The main objective of the phase 1 trial was to show safety, and on that score Amgen’s drug performed pretty well, and the company was quick to point out that the colorectal cancer population under test was heavily pre-treated with a very poor prognosis.
One of the investigators in the trial – Marwan Fakih of City of Hope Hospital in Duarte, California – noted that the patients would be expected to have a median progression-free survival of just over two months “so to see patients still on treatment at the target dose after more than three months is very encouraging.”
“We are encouraged by these early results, particularly since these patients have progressed after receiving a median of four prior therapies, and in some cases as many as 10,” said Amgen’s head of R&D Davide Reese.

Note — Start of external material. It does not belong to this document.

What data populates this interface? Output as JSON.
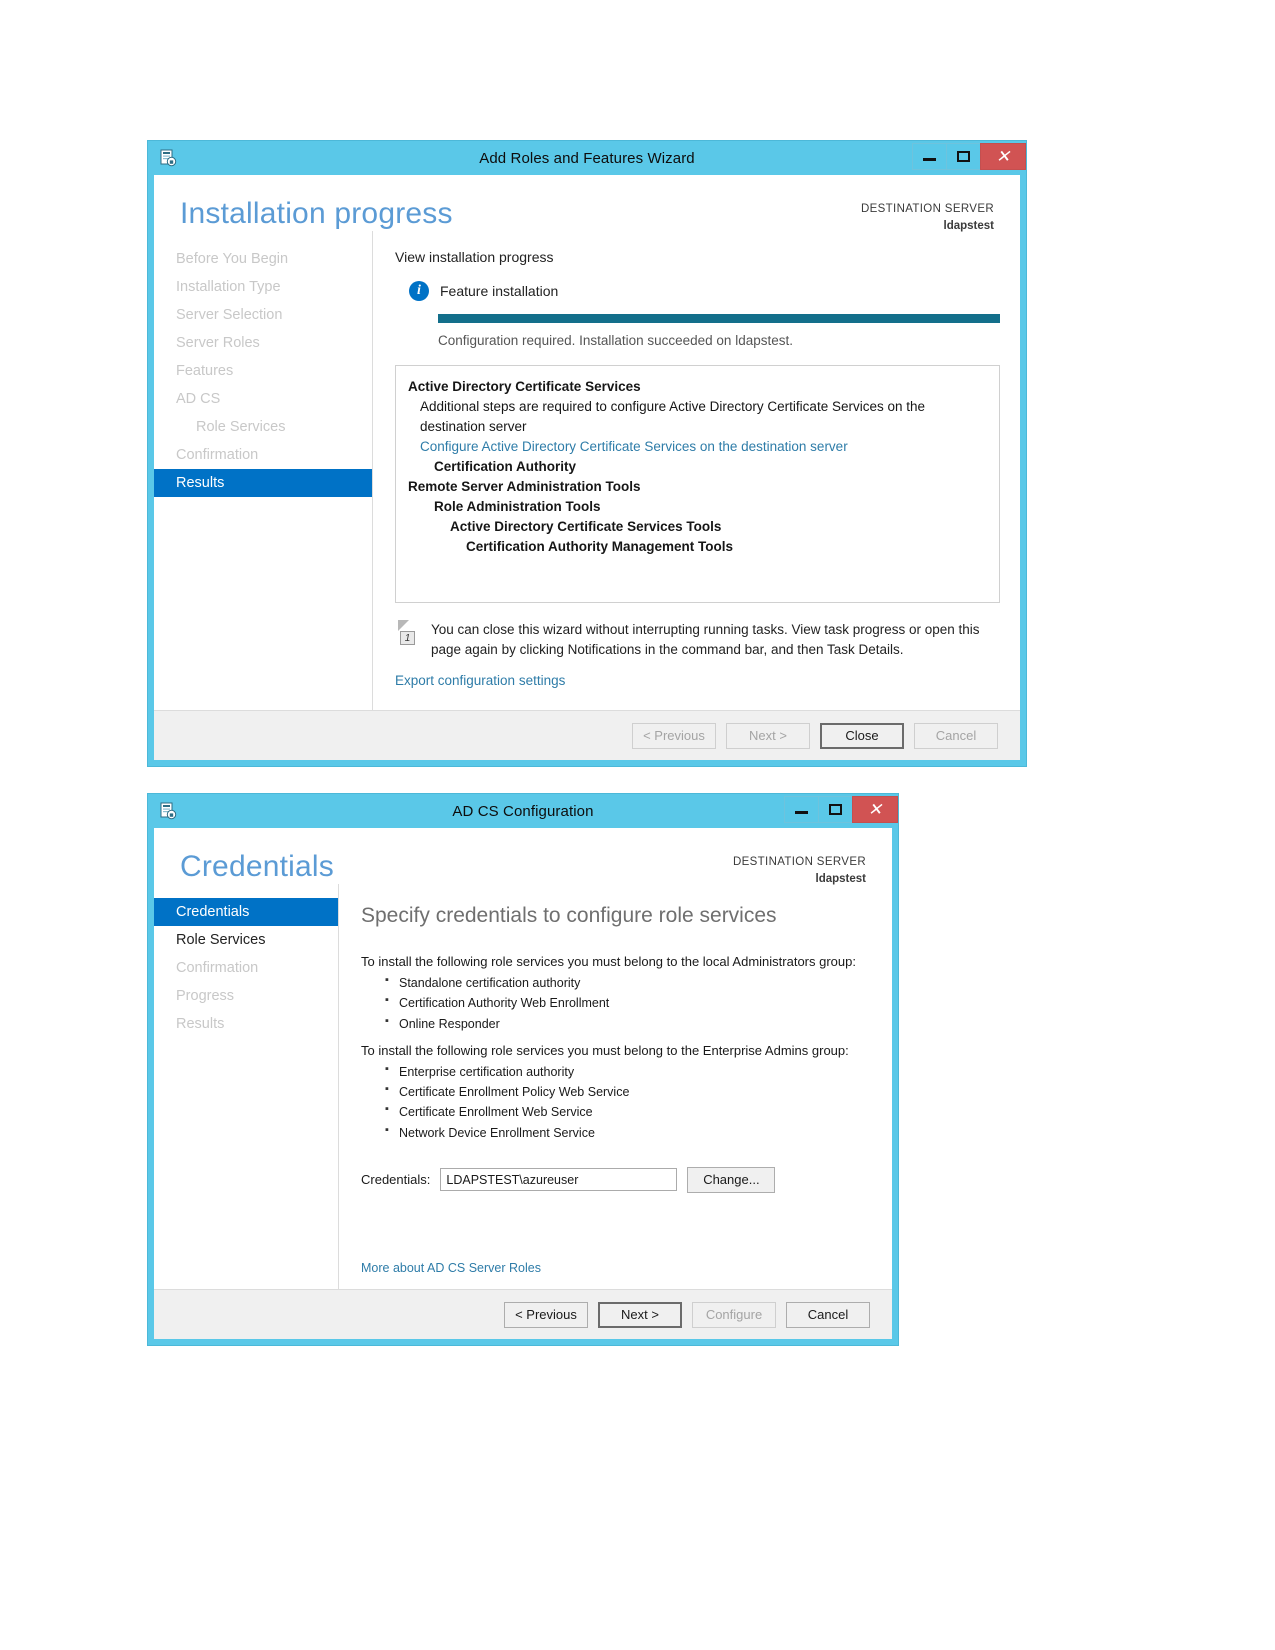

“The data suggest there are relevant molecular differences between tumour types. We are initiating combination studies to further explore the potential of AMG 510 in lung and colorectal tumours.”
For years researchers have been trying to develop inhibitors for KRAS but have been unsuccessful given the structure of the molecule – it has limited pockets where a drug agent could bind.
Amgen solved that issue when it discovered that the G12C mutation – which occurs in around 13% of NSCLC cases and up to 5% of colorectal cancers – could be targeted and made to irreversibly force KRAS into an inactive state.
Its success has sparked renewed interest in the KRAS field, and other companies including Mirati, Novartis and Boehringer Ingelheim are now pursuing the target, once considered “undruggable”.
For now Amgen is well in the lead, with AMG 510 the only KRAS drug to have clinical data available at ESMO. Mirati has said it should have first results with its MRTX849 candidate in the next two to three months.